At low bitrates, LAME is of significantly lower quality than encoders using other formats:
- In June 2004, at 32k bit/s (CBR), LAME 3.96 has been outperformed by Vorbis, WMA9, Nero HE-AACv2, mp3PRO, RealAudio and QDesign encoders (all of them using other formats than MP3).

=== Voice coding ===
For the general field of human speech reproduction, a bandwidth of 5,512 Hz is sufficient to produce excellent results (for voice) using the sampling rate of 11,025 and VBR encoding from 44,100 (standard) WAV file. English speakers average 41–42 kbit/s with -V 9.6 setting but this may vary with the amount of silence recorded or the rate of delivery (wpm). Resampling to 12,000 (6K bandwidth) is selected by the LAME parameter -V 9.4. Likewise -V 9.2 selects a 16,000 sample rate and a resultant 8K lowpass filtering. Older versions of LAME and FFmpeg only support integer arguments for the variable bit rate quality selection parameter. The n.nnn quality parameter (-V) is documented at lame.sourceforge.net but is only supported in LAME with the new style VBR variable bit rate quality selector—not average bit rate (ABR).

== Patents and legal issues ==
Like all MP3 encoders, LAME implemented techniques covered by patents owned by the Fraunhofer Society and others. The developers of LAME did not license the technology described by these patents. Distributing compiled binaries of LAME, its libraries, or programs that derive from LAME in countries where those patents have been granted may have constituted infringement, but since 23 April 2017, all of these patents have expired.

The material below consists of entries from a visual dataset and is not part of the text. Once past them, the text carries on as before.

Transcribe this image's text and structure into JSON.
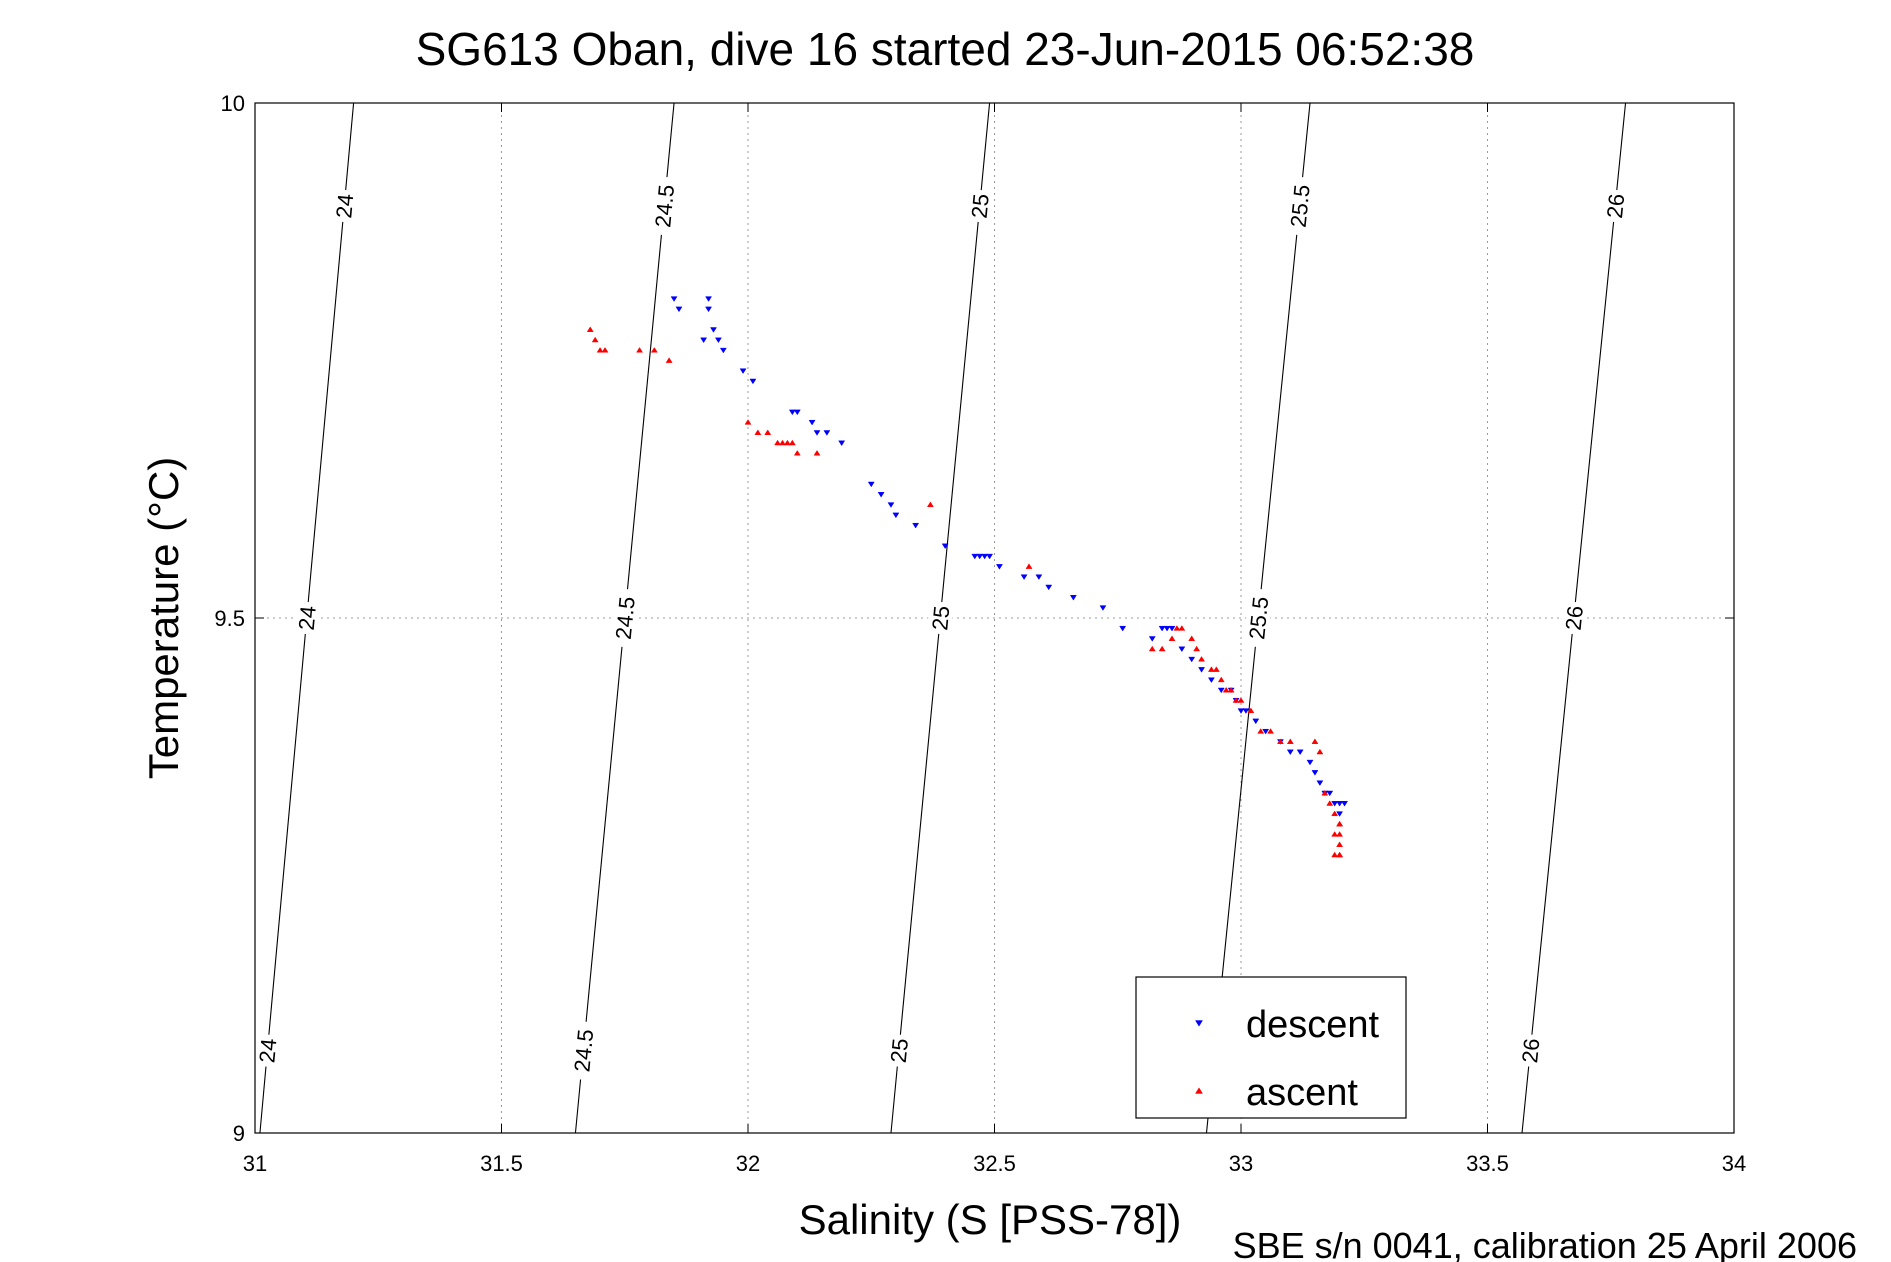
{
  "chart_data": {
    "type": "scatter",
    "title": "SG613 Oban, dive 16 started 23-Jun-2015 06:52:38",
    "xlabel": "Salinity (S [PSS-78])",
    "ylabel": "Temperature (°C)",
    "footnote": "SBE s/n 0041, calibration 25 April 2006",
    "xlim": [
      31,
      34
    ],
    "ylim": [
      9,
      10
    ],
    "xticks": [
      "31",
      "31.5",
      "32",
      "32.5",
      "33",
      "33.5",
      "34"
    ],
    "yticks": [
      "9",
      "9.5",
      "10"
    ],
    "grid": true,
    "legend_position": "bottom-right",
    "isopycnals": [
      {
        "label": "24",
        "s_at_t9": 31.01,
        "s_at_t10": 31.2
      },
      {
        "label": "24.5",
        "s_at_t9": 31.65,
        "s_at_t10": 31.85
      },
      {
        "label": "25",
        "s_at_t9": 32.29,
        "s_at_t10": 32.49
      },
      {
        "label": "25.5",
        "s_at_t9": 32.93,
        "s_at_t10": 33.14
      },
      {
        "label": "26",
        "s_at_t9": 33.57,
        "s_at_t10": 33.78
      }
    ],
    "series": [
      {
        "name": "descent",
        "color": "#0000ff",
        "marker": "triangle-down",
        "x": [
          31.85,
          31.86,
          31.92,
          31.92,
          31.93,
          31.94,
          31.95,
          31.91,
          31.99,
          32.01,
          32.09,
          32.1,
          32.13,
          32.14,
          32.16,
          32.19,
          32.25,
          32.27,
          32.29,
          32.3,
          32.34,
          32.4,
          32.46,
          32.47,
          32.48,
          32.49,
          32.51,
          32.56,
          32.59,
          32.61,
          32.66,
          32.72,
          32.76,
          32.82,
          32.84,
          32.85,
          32.86,
          32.88,
          32.9,
          32.92,
          32.94,
          32.96,
          32.98,
          32.99,
          33.0,
          33.01,
          33.03,
          33.05,
          33.08,
          33.1,
          33.12,
          33.14,
          33.15,
          33.16,
          33.17,
          33.18,
          33.19,
          33.2,
          33.2,
          33.21
        ],
        "y": [
          9.81,
          9.8,
          9.81,
          9.8,
          9.78,
          9.77,
          9.76,
          9.77,
          9.74,
          9.73,
          9.7,
          9.7,
          9.69,
          9.68,
          9.68,
          9.67,
          9.63,
          9.62,
          9.61,
          9.6,
          9.59,
          9.57,
          9.56,
          9.56,
          9.56,
          9.56,
          9.55,
          9.54,
          9.54,
          9.53,
          9.52,
          9.51,
          9.49,
          9.48,
          9.49,
          9.49,
          9.49,
          9.47,
          9.46,
          9.45,
          9.44,
          9.43,
          9.43,
          9.42,
          9.41,
          9.41,
          9.4,
          9.39,
          9.38,
          9.37,
          9.37,
          9.36,
          9.35,
          9.34,
          9.33,
          9.33,
          9.32,
          9.32,
          9.31,
          9.32
        ]
      },
      {
        "name": "ascent",
        "color": "#ff0000",
        "marker": "triangle-up",
        "x": [
          31.68,
          31.69,
          31.7,
          31.71,
          31.78,
          31.81,
          31.84,
          32.0,
          32.02,
          32.04,
          32.06,
          32.07,
          32.08,
          32.09,
          32.1,
          32.14,
          32.37,
          32.57,
          32.82,
          32.84,
          32.86,
          32.87,
          32.88,
          32.9,
          32.91,
          32.92,
          32.94,
          32.95,
          32.96,
          32.97,
          32.98,
          32.99,
          33.0,
          33.02,
          33.04,
          33.06,
          33.08,
          33.1,
          33.15,
          33.16,
          33.17,
          33.18,
          33.19,
          33.2,
          33.2,
          33.2,
          33.19,
          33.2,
          33.2,
          33.19,
          33.2
        ],
        "y": [
          9.78,
          9.77,
          9.76,
          9.76,
          9.76,
          9.76,
          9.75,
          9.69,
          9.68,
          9.68,
          9.67,
          9.67,
          9.67,
          9.67,
          9.66,
          9.66,
          9.61,
          9.55,
          9.47,
          9.47,
          9.48,
          9.49,
          9.49,
          9.48,
          9.47,
          9.46,
          9.45,
          9.45,
          9.44,
          9.43,
          9.43,
          9.42,
          9.42,
          9.41,
          9.39,
          9.39,
          9.38,
          9.38,
          9.38,
          9.37,
          9.33,
          9.32,
          9.31,
          9.3,
          9.3,
          9.29,
          9.29,
          9.28,
          9.27,
          9.27,
          9.27
        ]
      }
    ]
  }
}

The LAME developers stated that, since their code was only released in source code form, it should only be considered as an educational description of an MP3 encoder, and thus did not infringe any patent in itself. They also advised users to obtain relevant patent licenses before including a compiled version of the encoder in a product. Some software was released using this strategy: companies used the LAME library, but obtained patent licenses.